NSW Stamp Duty Calculator 2026-27

NSW indexes its transfer duty brackets every July — this calculator uses the official 1 July 2026 – 30 June 2027 schedule from Revenue NSW, including first home buyer exemptions.

Estimated transfer duty

Uses official 2026-27 rates (last reviewed July 2026). Estimates only — see assumptions below.

NSW transfer duty rates for 2026-27

Unlike most states, NSW indexes its duty brackets to CPI every 1 July, so last year's tables are always slightly wrong. These are the current brackets for contracts exchanged between 1 July 2026 and 30 June 2027:

Dutiable valueDuty payable
$0 – $18,000$1.25 per $100 (minimum $20)
$18,001 – $38,000$225 + $1.50 per $100 over $18,000
$38,001 – $103,000$525 + $1.75 per $100 over $38,000
$103,001 – $387,000$1,662 + $3.50 per $100 over $103,000
$387,001 – $1,290,000$11,602 + $4.50 per $100 over $387,000
Over $1,290,000$52,237 + $5.50 per $100 over $1,290,000

Residential purchases above $3,870,000 attract premium duty instead: $194,137 plus $7.00 per $100 over the threshold.

First home buyers: $0 duty up to $800,000

Under the First Home Buyers Assistance Scheme you pay no duty on a new or established home up to $800,000, and a concessional (sliding scale) rate from $800,000 to $1,000,000. Vacant land is exempt to $350,000 with a concession to $450,000. To qualify you must be 18+, never have owned Australian residential property, and move in within 12 months, living there for at least 12 continuous months.
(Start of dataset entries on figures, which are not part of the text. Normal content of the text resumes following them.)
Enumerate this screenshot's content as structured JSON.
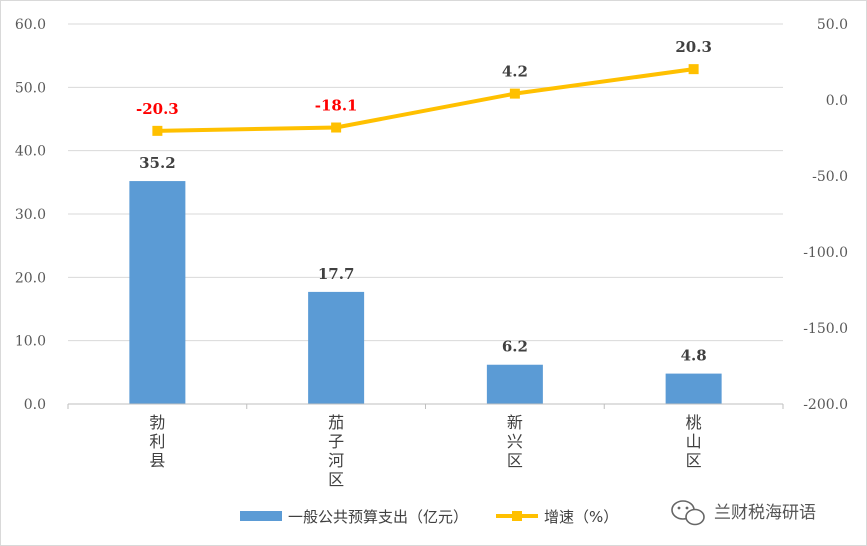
{
  "chart_data": {
    "type": "bar",
    "categories": [
      "勃利县",
      "茄子河区",
      "新兴区",
      "桃山区"
    ],
    "series": [
      {
        "name": "一般公共预算支出（亿元）",
        "type": "bar",
        "axis": "left",
        "values": [
          35.2,
          17.7,
          6.2,
          4.8
        ],
        "labels": [
          "35.2",
          "17.7",
          "6.2",
          "4.8"
        ],
        "color": "#5b9bd5"
      },
      {
        "name": "增速（%）",
        "type": "line",
        "axis": "right",
        "values": [
          -20.3,
          -18.1,
          4.2,
          20.3
        ],
        "labels": [
          "-20.3",
          "-18.1",
          "4.2",
          "20.3"
        ],
        "color": "#ffc000"
      }
    ],
    "left_axis": {
      "ylim": [
        0,
        60
      ],
      "ticks": [
        "0.0",
        "10.0",
        "20.0",
        "30.0",
        "40.0",
        "50.0",
        "60.0"
      ]
    },
    "right_axis": {
      "ylim": [
        -200,
        50
      ],
      "ticks": [
        "-200.0",
        "-150.0",
        "-100.0",
        "-50.0",
        "0.0",
        "50.0"
      ]
    },
    "grid": true,
    "legend_position": "bottom",
    "negative_label_color": "#ff0000",
    "positive_label_color": "#404040"
  },
  "watermark": {
    "text": "兰财税海研语",
    "icon": "wechat-icon"
  }
}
At Sydney's median house price this scheme is worth over $30,000 — by far the biggest first-home benefit in the country's biggest market.

Buying with a partner who has owned property before? Eligibility is assessed per purchaser — a mixed purchase can still get a partial benefit under the shared equity rules. Check Revenue NSW before assuming you miss out.

What else gets added

Foreign purchasers pay an extra 8% surcharge on residential property. Duty is payable within three months of exchange (usually handled at settlement by your conveyancer), and off-the-plan owner-occupiers can defer payment for up to 12 months.

Worked example

An owner-occupier buying an $850,000 established house pays $11,602 + 4.5% × ($850,000 − $387,000) = $32,437. An eligible first home buyer pays only the concessional rate — roughly a quarter of that — because $850,000 sits in the $800k–$1M sliding scale band.

Frequently asked questions

How much is stamp duty on an $800,000 house in NSW?
For 2026-27, standard duty is about $30,187. An eligible first home buyer pays nothing — $800,000 is exactly the full exemption cap under the First Home Buyers Assistance Scheme.
Do first home buyers pay stamp duty in NSW?
Not on homes up to $800,000. Between $800,000 and $1 million a concessional sliding-scale rate applies. Above $1 million, full duty is payable.
When do NSW stamp duty brackets change?
Every 1 July — NSW indexes the brackets to CPI annually, so always check rates for the financial year your contract is exchanged in. This page uses the 2026-27 schedule.
When is stamp duty paid in NSW?
Within 3 months of exchanging contracts, in practice at settlement via your conveyancer. Eligible off-the-plan owner-occupier purchases can defer duty up to 12 months.
Is there still a property tax option instead of stamp duty in NSW?
No. The First Home Buyer Choice annual property tax closed to new purchasers in July 2023 and was replaced by the expanded $800,000 exemption.